In some embodiments, the heteromultimers can be produced by a process in which host cells (e.g., Chinese hamster ovary cells) that contain one or more nucleic acid sequences encoding a first heterodimer (that binds DLL3) and/or a second heterodimer (that binds CD3) described herein are cultured under conditions that allow expression of the heteromultimer, and the expressed heteromultimer is then recovered from the cell culture.

Methods of Inhibiting DLL3-Expressing Cancer The present disclosure also provides a method of inhibiting proliferation of DLL3-expressing cancer cells, comprising contacting a population of DLL3-expressing cancer cells and CD3-expressing T cells with an effective amount of a heteromultimer, or a composition comprising the heteromultimer, as described above. In some embodiments, the population of DLL3-expressing cancer cells and CD3-expressing T cells may be contacted with the heteromultimer, or a composition comprising the same, ex vivo, in vivo, or in vitro. "Ex vivo" refers to methods performed in or on cells or tissues in an artificial environment outside of an organism, with minimal modification of natural conditions. In contrast, the term "in vivo" refers to methods performed within an organism in its normal, intact state, while "in vitro" methods are performed with components of an organism that have been isolated from the organism's usual biological context.

For any of the methods of treating cancer cells described herein, the cancer cells desirably express DLL3 on the cell surface. In some aspects, cell surface expression of DLL3 protein may be determined by immunohistochemistry (IHC) or positron emission tomography (PET). For example, at least 5% (e.g., 5%, 10%, or 20%) of the cells of the cancer may be positive for DLL3 as determined by IHC. Any suitable IHC assay for determining DLL3 protein expression may be used in conjunction with the present disclosure. Desirably, the IHC assay is approved by a regulatory agency, such as the U.S. Food and Drug Association (FDA) or the European Medicines Agency (EMA). DLL3-specific IHC assays, and components thereof, are known in the art and are commercially available from a variety of sources. For example, DLL3 expression in cancer or tumor cells can be detected using the VENTANA® DLL3 (SP347) Assay (Roche Diagnostics, GmbH, Mannheim, Germany). Other anti-DLL3 antibodies that can be used to detect DLL3 expression in an IHC assay include, but are not limited to, NBP2-24669 (Novus Biological, Littleton, Calif.); PA5-26336 (Thermo Fisher Scientific, Waltham, Mass.); and ab229902 (Abcam, Cambridge, Mass.). An exemplary PET assay for determining DLL protein expression is described in Chou et al. , Cancer Res (2023) 83(2): 301-315; Sharma et al., Cancer Res. 2017 July 15; 77(14): 3931-3941. Doi: 10.1158/0008-5472. CAN-17-0299; and Poirier, J. T., Journal of Thoracic Oncology Vol. 15 No. 2S (2020). Expression of DLL3 mRNA can be determined using methods known in the art, such as flow cytometry-based methods, polymerase chain reaction (PCR) analysis, sequencing analysis (e.g., RNA sequencing), electrophoretic analysis, restriction fragment length polymorphism (RFLP) analysis, Northern blot analysis, quantitative PCR, reverse transcriptase-PCR analysis (RT-PCR), etc.

In exemplary aspects of the methods described herein, the heteromultimer also binds human CD3 expressed on the surface of T cells. As explained above, CD3 associates with the T cell receptor to form a T cell receptor complex, which results in the generation of an activation signal in the T lymphocyte. In some embodiments, the second heterodimer comprises heavy and light chain polypeptides comprising CD3-binding amino acid sequences designated "I2E" or "I2E2", the sequences of which are set forth in the sequence listing below.

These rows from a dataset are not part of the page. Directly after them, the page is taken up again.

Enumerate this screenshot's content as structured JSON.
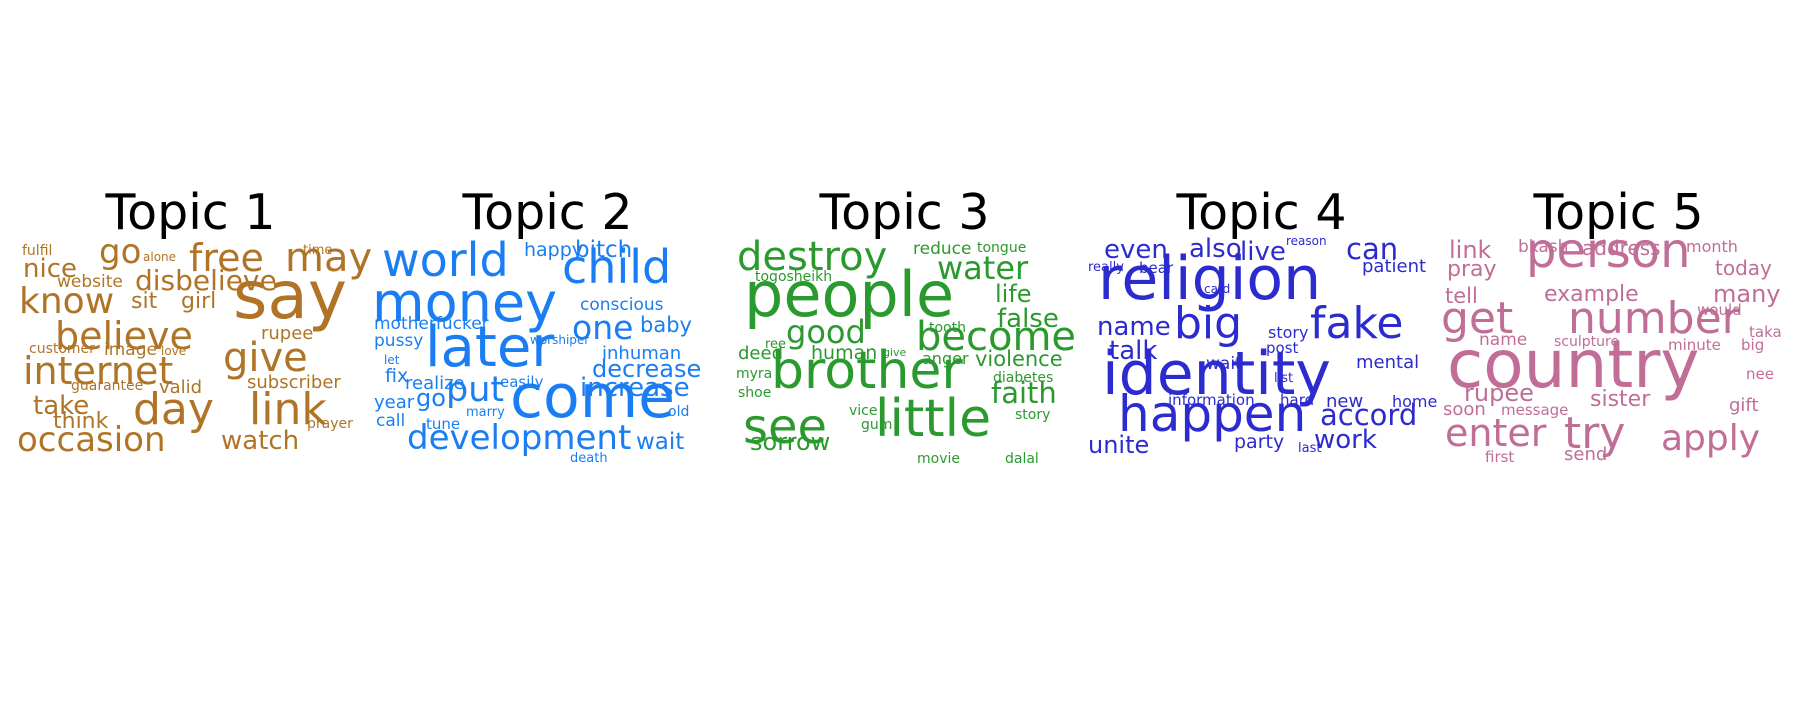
{
  "topics": [
    {
      "title": "Topic 1",
      "color": "#B07426",
      "words": [
        {
          "t": "fulfil",
          "s": 14
        },
        {
          "t": "go",
          "s": 34
        },
        {
          "t": "alone",
          "s": 12
        },
        {
          "t": "free",
          "s": 38
        },
        {
          "t": "time",
          "s": 13
        },
        {
          "t": "may",
          "s": 40
        },
        {
          "t": "nice",
          "s": 26
        },
        {
          "t": "website",
          "s": 17
        },
        {
          "t": "disbelieve",
          "s": 28
        },
        {
          "t": "know",
          "s": 36
        },
        {
          "t": "sit",
          "s": 22
        },
        {
          "t": "girl",
          "s": 22
        },
        {
          "t": "say",
          "s": 66
        },
        {
          "t": "believe",
          "s": 38
        },
        {
          "t": "rupee",
          "s": 18
        },
        {
          "t": "customer",
          "s": 14
        },
        {
          "t": "image",
          "s": 17
        },
        {
          "t": "love",
          "s": 12
        },
        {
          "t": "give",
          "s": 40
        },
        {
          "t": "internet",
          "s": 38
        },
        {
          "t": "guarantee",
          "s": 14
        },
        {
          "t": "valid",
          "s": 18
        },
        {
          "t": "subscriber",
          "s": 18
        },
        {
          "t": "take",
          "s": 26
        },
        {
          "t": "think",
          "s": 22
        },
        {
          "t": "day",
          "s": 44
        },
        {
          "t": "link",
          "s": 44
        },
        {
          "t": "prayer",
          "s": 14
        },
        {
          "t": "occasion",
          "s": 34
        },
        {
          "t": "watch",
          "s": 26
        }
      ]
    },
    {
      "title": "Topic 2",
      "color": "#1A7EF2",
      "words": [
        {
          "t": "world",
          "s": 46
        },
        {
          "t": "happy",
          "s": 19
        },
        {
          "t": "bitch",
          "s": 23
        },
        {
          "t": "child",
          "s": 46
        },
        {
          "t": "money",
          "s": 54
        },
        {
          "t": "conscious",
          "s": 17
        },
        {
          "t": "one",
          "s": 33
        },
        {
          "t": "baby",
          "s": 21
        },
        {
          "t": "motherfucker",
          "s": 17
        },
        {
          "t": "pussy",
          "s": 17
        },
        {
          "t": "later",
          "s": 56
        },
        {
          "t": "worshiper",
          "s": 12
        },
        {
          "t": "let",
          "s": 12
        },
        {
          "t": "inhuman",
          "s": 18
        },
        {
          "t": "decrease",
          "s": 24
        },
        {
          "t": "fix",
          "s": 19
        },
        {
          "t": "realize",
          "s": 18
        },
        {
          "t": "easily",
          "s": 15
        },
        {
          "t": "increase",
          "s": 26
        },
        {
          "t": "year",
          "s": 18
        },
        {
          "t": "go",
          "s": 24
        },
        {
          "t": "put",
          "s": 35
        },
        {
          "t": "come",
          "s": 60
        },
        {
          "t": "marry",
          "s": 13
        },
        {
          "t": "old",
          "s": 14
        },
        {
          "t": "call",
          "s": 17
        },
        {
          "t": "tune",
          "s": 15
        },
        {
          "t": "development",
          "s": 34
        },
        {
          "t": "wait",
          "s": 23
        },
        {
          "t": "death",
          "s": 13
        }
      ]
    },
    {
      "title": "Topic 3",
      "color": "#2A9A2E",
      "words": [
        {
          "t": "destroy",
          "s": 40
        },
        {
          "t": "reduce",
          "s": 17
        },
        {
          "t": "tongue",
          "s": 14
        },
        {
          "t": "togosheikh",
          "s": 14
        },
        {
          "t": "water",
          "s": 32
        },
        {
          "t": "people",
          "s": 62
        },
        {
          "t": "life",
          "s": 24
        },
        {
          "t": "false",
          "s": 26
        },
        {
          "t": "good",
          "s": 32
        },
        {
          "t": "tooth",
          "s": 14
        },
        {
          "t": "become",
          "s": 40
        },
        {
          "t": "ree",
          "s": 13
        },
        {
          "t": "deed",
          "s": 18
        },
        {
          "t": "human",
          "s": 19
        },
        {
          "t": "give",
          "s": 11
        },
        {
          "t": "anger",
          "s": 16
        },
        {
          "t": "violence",
          "s": 21
        },
        {
          "t": "myra",
          "s": 14
        },
        {
          "t": "brother",
          "s": 52
        },
        {
          "t": "diabetes",
          "s": 14
        },
        {
          "t": "shoe",
          "s": 14
        },
        {
          "t": "faith",
          "s": 29
        },
        {
          "t": "see",
          "s": 48
        },
        {
          "t": "vice",
          "s": 14
        },
        {
          "t": "little",
          "s": 52
        },
        {
          "t": "story",
          "s": 14
        },
        {
          "t": "gum",
          "s": 14
        },
        {
          "t": "sorrow",
          "s": 24
        },
        {
          "t": "movie",
          "s": 14
        },
        {
          "t": "dalal",
          "s": 14
        }
      ]
    },
    {
      "title": "Topic 4",
      "color": "#2B2BD0",
      "words": [
        {
          "t": "even",
          "s": 26
        },
        {
          "t": "also",
          "s": 26
        },
        {
          "t": "reason",
          "s": 12
        },
        {
          "t": "live",
          "s": 26
        },
        {
          "t": "can",
          "s": 29
        },
        {
          "t": "really",
          "s": 13
        },
        {
          "t": "bear",
          "s": 15
        },
        {
          "t": "patient",
          "s": 18
        },
        {
          "t": "religion",
          "s": 60
        },
        {
          "t": "card",
          "s": 12
        },
        {
          "t": "name",
          "s": 26
        },
        {
          "t": "big",
          "s": 44
        },
        {
          "t": "fake",
          "s": 44
        },
        {
          "t": "talk",
          "s": 26
        },
        {
          "t": "story",
          "s": 16
        },
        {
          "t": "post",
          "s": 15
        },
        {
          "t": "wait",
          "s": 17
        },
        {
          "t": "mental",
          "s": 18
        },
        {
          "t": "identity",
          "s": 60
        },
        {
          "t": "list",
          "s": 13
        },
        {
          "t": "information",
          "s": 15
        },
        {
          "t": "hard",
          "s": 15
        },
        {
          "t": "new",
          "s": 18
        },
        {
          "t": "home",
          "s": 16
        },
        {
          "t": "happen",
          "s": 50
        },
        {
          "t": "accord",
          "s": 29
        },
        {
          "t": "work",
          "s": 26
        },
        {
          "t": "unite",
          "s": 24
        },
        {
          "t": "party",
          "s": 19
        },
        {
          "t": "last",
          "s": 13
        }
      ]
    },
    {
      "title": "Topic 5",
      "color": "#C06E97",
      "words": [
        {
          "t": "link",
          "s": 24
        },
        {
          "t": "bkash",
          "s": 17
        },
        {
          "t": "address",
          "s": 20
        },
        {
          "t": "month",
          "s": 16
        },
        {
          "t": "pray",
          "s": 22
        },
        {
          "t": "person",
          "s": 48
        },
        {
          "t": "today",
          "s": 20
        },
        {
          "t": "tell",
          "s": 21
        },
        {
          "t": "example",
          "s": 22
        },
        {
          "t": "many",
          "s": 24
        },
        {
          "t": "would",
          "s": 15
        },
        {
          "t": "get",
          "s": 44
        },
        {
          "t": "number",
          "s": 44
        },
        {
          "t": "taka",
          "s": 15
        },
        {
          "t": "name",
          "s": 17
        },
        {
          "t": "sculpture",
          "s": 14
        },
        {
          "t": "minute",
          "s": 15
        },
        {
          "t": "big",
          "s": 15
        },
        {
          "t": "country",
          "s": 66
        },
        {
          "t": "nee",
          "s": 15
        },
        {
          "t": "rupee",
          "s": 24
        },
        {
          "t": "soon",
          "s": 18
        },
        {
          "t": "message",
          "s": 15
        },
        {
          "t": "sister",
          "s": 22
        },
        {
          "t": "gift",
          "s": 18
        },
        {
          "t": "enter",
          "s": 38
        },
        {
          "t": "try",
          "s": 44
        },
        {
          "t": "apply",
          "s": 36
        },
        {
          "t": "first",
          "s": 15
        },
        {
          "t": "send",
          "s": 18
        }
      ]
    }
  ]
}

Any suitable type of cancer cell may be contacted with the heteromultimers or compositions described herein. In certain embodiments, the cancer is a neuroendocrine cancer. Neuroendocrine cancer or tumor (NEC or NEN) is a relatively rare, heterogeneous tumor type that accounts for approximately 2% of all malignancies and affects less than 200,000 people in the United States (Oronsky et al., Neoplasia, 19(12):991-1002 (2017)). The term "neuroendocrine" applies to a broad range of cells that have "endocrine" properties, such as properties similar to neural cells, such as the presence of dense-core granules (DCGs4) similar to DCGs present in serotonergic neurons that store monoamines, and the synthesis and secretion of these monoamines. The neuroendocrine (NE) system includes endocrine glands, such as the pituitary gland, parathyroid gland, and NE adrenal gland, as well as endocrine pancreatic islet tissue embedded within glandular tissue (thyroid or pancreatic gland) and scattered cells in the exocrine parenchyma, such as endocrine system cells of the digestive tract and airways, belonging to what is known as the diffuse endocrine system. Most neuroendocrine tumors arise in the lung, appendix, small intestine, rectum, and pancreas. Neuroendocrine cancers include, but are not limited to, small cell lung cancer (SCLC), neuroendocrine prostate cancer (NEPC), and neuroblastoma.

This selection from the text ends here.